Il Gran Consiglio ieri ha bocciato - dopo averla approvata in prima lettura - un’iniziativa del defunto deputato leghista Angelo Paparelli, che proponeva di fissare a quattro legislature il limite massimo di durata di una carica, sia a livello cantonale che comunale. Sedici anni, appunto. Una proposta di buon senso che, semplicemente, garantiva alle nostre istituzioni di ossigenarsi facendo capo a quella bombola di cui ogni democrazia ha bisogno per funzionare bene: il ricambio.
Invece la maggioranza del Parlamento ha preferito arroccarsi, come una vera e propria casta, sulla difesa dello status quo, che non pone alcun limite. Un favore agli interessi dei partiti - e ad alcuni loro mammasantissima, che più che un culo di pietra hanno ormai un deretano fossilizzato - e un danno per le nostre istituzioni.
Ai meritori interventi di Boris Bignasca e di Carlo Lepori che hanno difeso l’iniziativa Paparelli - e dei loro colleghi che li hanno sostenuti con il voto - sono seguiti i soliti discorsi triti e ritriti di chi, pur di difendere il privilegio di ministri, sindaci e deputati a vita, utilizza argomenti stravaganti. La libertà di scelta degli elettori, la politica di milizia, la mancanza di personale politico, l’inutilità della regola, addirittura. Tutte scuse, le solite scuse.
Se alcuni eletti non comprendono da soli la necessità di sloggiare dopo aver poggiato le terga 16 anni sulla stessa poltrona, ebbene, occorre che sia una regola a imporglielo. Il fatto che i casi siano pochi, non è una giustificazione per non intervenire. Semmai è il contrario: si tratta di sanare la stortura di una minoranza che si comporta come le cozze. Se in un comune non si trovano persone per ricoprire le cariche pubbliche, significa che quel borgo non regge più istituzionalmente, e allora occorre procedere a una fusione. Altrimenti non è più un comune ma un feudo.

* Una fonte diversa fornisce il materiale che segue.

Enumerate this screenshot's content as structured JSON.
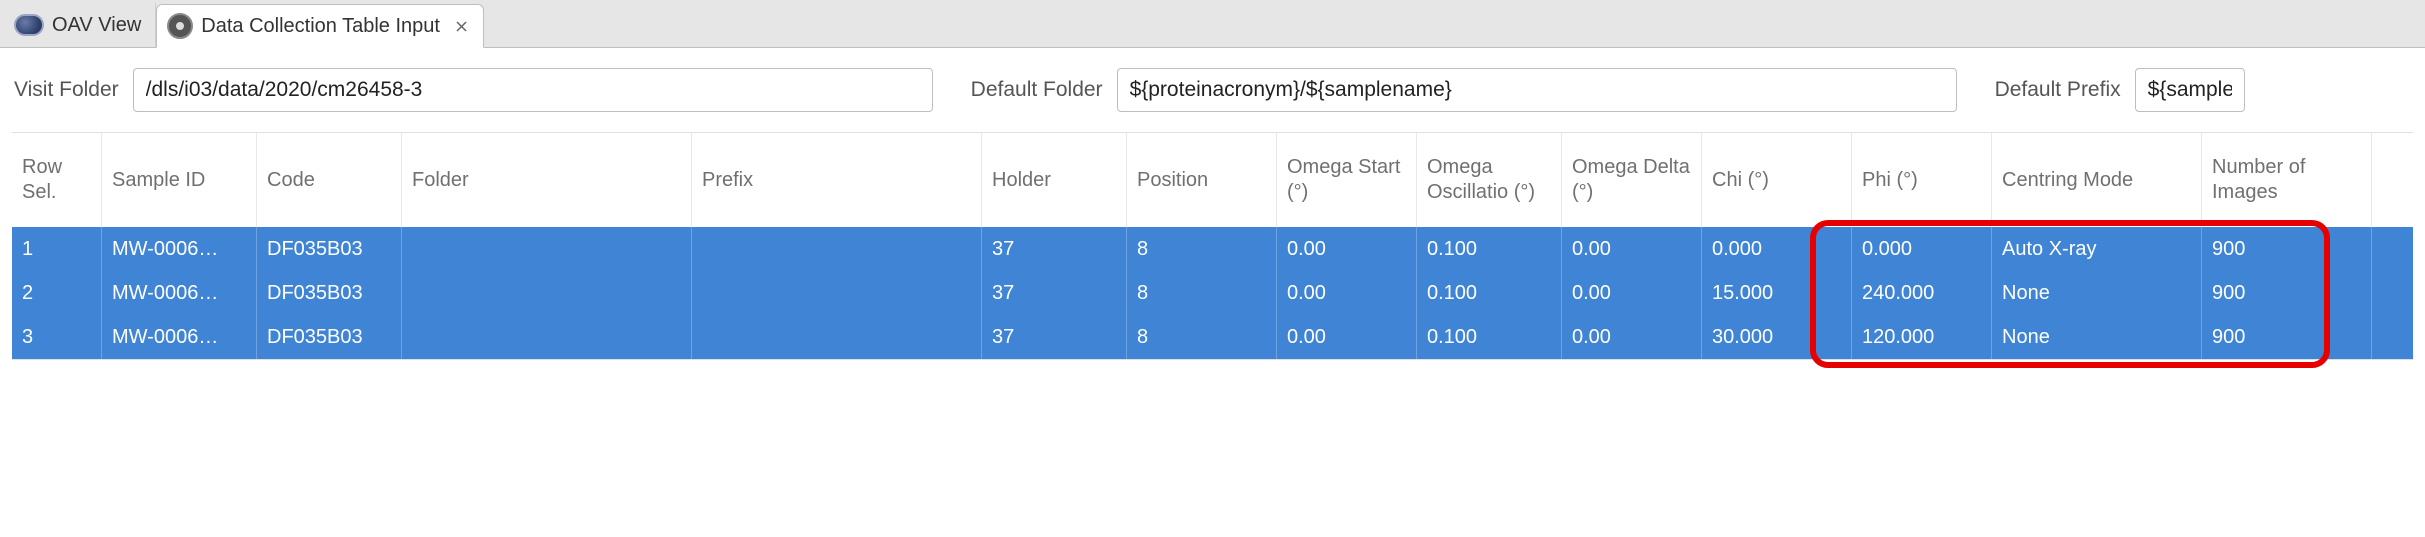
{
  "tabs": {
    "oav": {
      "label": "OAV View"
    },
    "dc": {
      "label": "Data Collection Table Input",
      "close_glyph": "⨯"
    }
  },
  "toolbar": {
    "visit_label": "Visit Folder",
    "visit_value": "/dls/i03/data/2020/cm26458-3",
    "folder_label": "Default Folder",
    "folder_value": "${proteinacronym}/${samplename}",
    "prefix_label": "Default Prefix",
    "prefix_value": "${sample"
  },
  "columns": {
    "row_sel": "Row Sel.",
    "sample_id": "Sample ID",
    "code": "Code",
    "folder": "Folder",
    "prefix": "Prefix",
    "holder": "Holder",
    "position": "Position",
    "omega_s": "Omega Start (°)",
    "omega_o": "Omega Oscillatio (°)",
    "omega_d": "Omega Delta (°)",
    "chi": "Chi (°)",
    "phi": "Phi (°)",
    "centring": "Centring Mode",
    "nimages": "Number of Images"
  },
  "rows": [
    {
      "row": "1",
      "sample_id": "MW-0006…",
      "code": "DF035B03",
      "folder": "",
      "prefix": "",
      "holder": "37",
      "position": "8",
      "omega_s": "0.00",
      "omega_o": "0.100",
      "omega_d": "0.00",
      "chi": "0.000",
      "phi": "0.000",
      "centring": "Auto X-ray",
      "nimages": "900"
    },
    {
      "row": "2",
      "sample_id": "MW-0006…",
      "code": "DF035B03",
      "folder": "",
      "prefix": "",
      "holder": "37",
      "position": "8",
      "omega_s": "0.00",
      "omega_o": "0.100",
      "omega_d": "0.00",
      "chi": "15.000",
      "phi": "240.000",
      "centring": "None",
      "nimages": "900"
    },
    {
      "row": "3",
      "sample_id": "MW-0006…",
      "code": "DF035B03",
      "folder": "",
      "prefix": "",
      "holder": "37",
      "position": "8",
      "omega_s": "0.00",
      "omega_o": "0.100",
      "omega_d": "0.00",
      "chi": "30.000",
      "phi": "120.000",
      "centring": "None",
      "nimages": "900"
    }
  ]
}
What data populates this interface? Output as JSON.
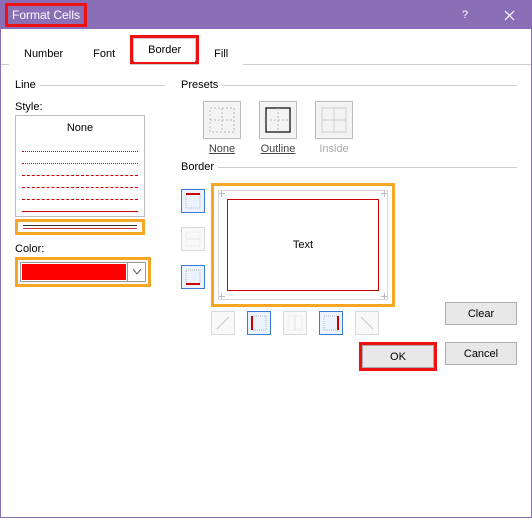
{
  "window": {
    "title": "Format Cells"
  },
  "tabs": [
    "Number",
    "Font",
    "Border",
    "Fill"
  ],
  "line": {
    "group": "Line",
    "styleLabel": "Style:",
    "none": "None",
    "colorLabel": "Color:",
    "colorValue": "#ff0000"
  },
  "presets": {
    "group": "Presets",
    "none": "None",
    "outline": "Outline",
    "inside": "Inside"
  },
  "border": {
    "group": "Border",
    "previewText": "Text"
  },
  "buttons": {
    "clear": "Clear",
    "ok": "OK",
    "cancel": "Cancel"
  }
}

Anche l’argomento della politica di milizia fa acqua da tutte le parti. Lo spirito di questa forma nobile di impegno, poggia proprio sull’idea di svolgere un servizio per il Paese. E questa idea, quando è davvero pura e disinteressata, ha nella sua stessa ispirazione il principio di svolgere il proprio compito in prima linea per un tempo, per poi passare la mano con gioia e soddisfazione, restando disponibili ma nelle retrovie e solo se richiesto.
Sono proprio i brontosauri della politica a disincentivare le giovani generazioni a partecipare alla vita pubblica. Un egoismo che in Ticino ha bruciato generazioni di buoni politici, le cui potenzialità sono rimaste sulla carta.
La libertà di scelta degli elettori, infine, è un’ipocrisia gigantesca. Tutti sanno che chi detiene lo scettro del potere per troppo tempo, instaura una corte e una rete di conservazione che diventano pressoché impenetrabili. Un tappo democratico che, questo sì, impedisce una sana competizione elettorale e una gestione amministrativa della cosa pubblica che non sia accucciata al potere politico.
È proprio così che nascono le caste.